Within the last few months, we have upgraded from 1.8 to 2.0.32. Since the upgrade, a few of our researchers and admin staff have reported seeing OOD sessions immediately shown as completed, but the Univa Grid Engine (UGE) job is still running.
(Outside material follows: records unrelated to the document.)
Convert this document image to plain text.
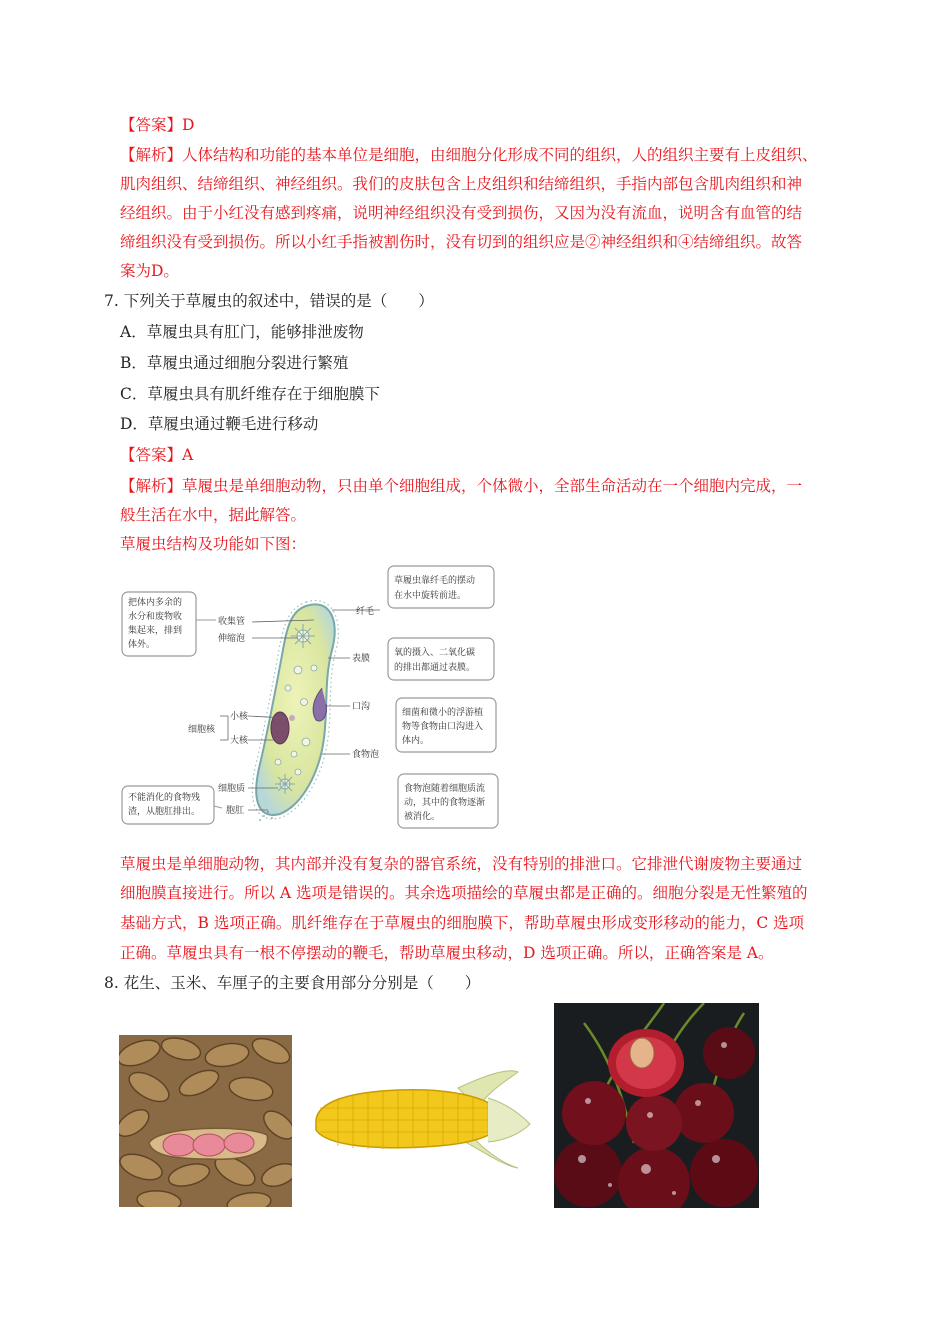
【答案】D
【解析】人体结构和功能的基本单位是细胞，由细胞分化形成不同的组织，人的组织主要有上皮组织、
肌肉组织、结缔组织、神经组织。我们的皮肤包含上皮组织和结缔组织，手指内部包含肌肉组织和神
经组织。由于小红没有感到疼痛，说明神经组织没有受到损伤，又因为没有流血，说明含有血管的结
缔组织没有受到损伤。所以小红手指被割伤时，没有切到的组织应是②神经组织和④结缔组织。故答
案为D。
7. 下列关于草履虫的叙述中，错误的是（　　）
A．草履虫具有肛门，能够排泄废物
B．草履虫通过细胞分裂进行繁殖
C．草履虫具有肌纤维存在于细胞膜下
D．草履虫通过鞭毛进行移动
【答案】A
【解析】草履虫是单细胞动物，只由单个细胞组成，个体微小，全部生命活动在一个细胞内完成，一
般生活在水中，据此解答。
草履虫结构及功能如下图：
把体内多余的
水分和废物收
集起来，排到
体外。
收集管
伸缩泡
细胞核
小核
大核
细胞质
胞肛
不能消化的食物残
渣，从胞肛排出。
纤毛
表膜
口沟
食物泡
草履虫靠纤毛的摆动
在水中旋转前进。
氧的摄入、二氧化碳
的排出都通过表膜。
细菌和微小的浮游植
物等食物由口沟进入
体内。
食物泡随着细胞质流
动，其中的食物逐渐
被消化。
草履虫是单细胞动物，其内部并没有复杂的器官系统，没有特别的排泄口。它排泄代谢废物主要通过
细胞膜直接进行。所以 A 选项是错误的。其余选项描绘的草履虫都是正确的。细胞分裂是无性繁殖的
基础方式，B 选项正确。肌纤维存在于草履虫的细胞膜下，帮助草履虫形成变形移动的能力，C 选项
正确。草履虫具有一根不停摆动的鞭毛，帮助草履虫移动，D 选项正确。所以，正确答案是 A。
8. 花生、玉米、车厘子的主要食用部分分别是（　　）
Taking job number 2895517 as an example, here is what I can see in the /var/log/ondemand-nginx/user1/error.log
file:
App 38789 output: [2023-04-13 10:12:22 +0100 ] INFO "execve = [{}, \"/opt/sge/bin/lx-amd64/qsub\", \"-wd\", \"/data/home/user1/ondemand/data/sys/dashboard/batch_connect/sys/rstudio/output/5a0bdeb5-e1ae-4472-b000-fca10d6486d7\", \"-N\", \
"ood_rstudio\", \"-o\", \"/data/home/user1/ondemand/data/sys/dashboard/batch_connect/sys/rstudio/output/5a0bdeb5-e1ae-4472-b000-fca10d6486d7/output.log\", \"-pe\", \"smp\", \"1\", \"-l\", \"ood_cores=1\", \"-l\", \"h_vmem=64G\", \"-l\", \
"h_rt=240:0:0\", \"-m\", \"bea\"]"
App 38789 output: [2023-04-13 10:12:22 +0100 ] INFO "method=POST path=/pun/sys/dashboard/batch_connect/sys/rstudio/session_contexts format=html controller=BatchConnect::SessionContextsController action=create status=302 duration=289.08 vi
ew=0.00 location=https://ONDEMAND_HOST/pun/sys/dashboard/batch_connect/sessions"
App 38789 output: [2023-04-13 10:12:22 +0100 ] INFO "execve = [{}, \"/opt/sge/bin/lx-amd64/qstat\", \"-r\", \"-xml\", \"-j\", \"2895517\"]"
plus nothing out of the ordinary in the scheduler logs, nor the job output files.
Running the same qstat command (/opt/sge/bin/lx-amd64/qstat -r -xml -j 2895517
) shows the job details - could it be that OOD tried to run qstat
before qsub
had completed?
This issue looks very similar to Interactive App completed, slurm job remains active in that the UUID file in ~/ondemand/data/sys/dashboard/batch_connect/db
is showing the cache_completed
variable as true
. However, unlike that issue, there is only one nginx master process.
There doesn’t seem to be a pattern here, as the issue is only affecting a random cohort of our ondemand user base, at random times of the day, so any help would be greatly appreciated.
Thanks,
Tom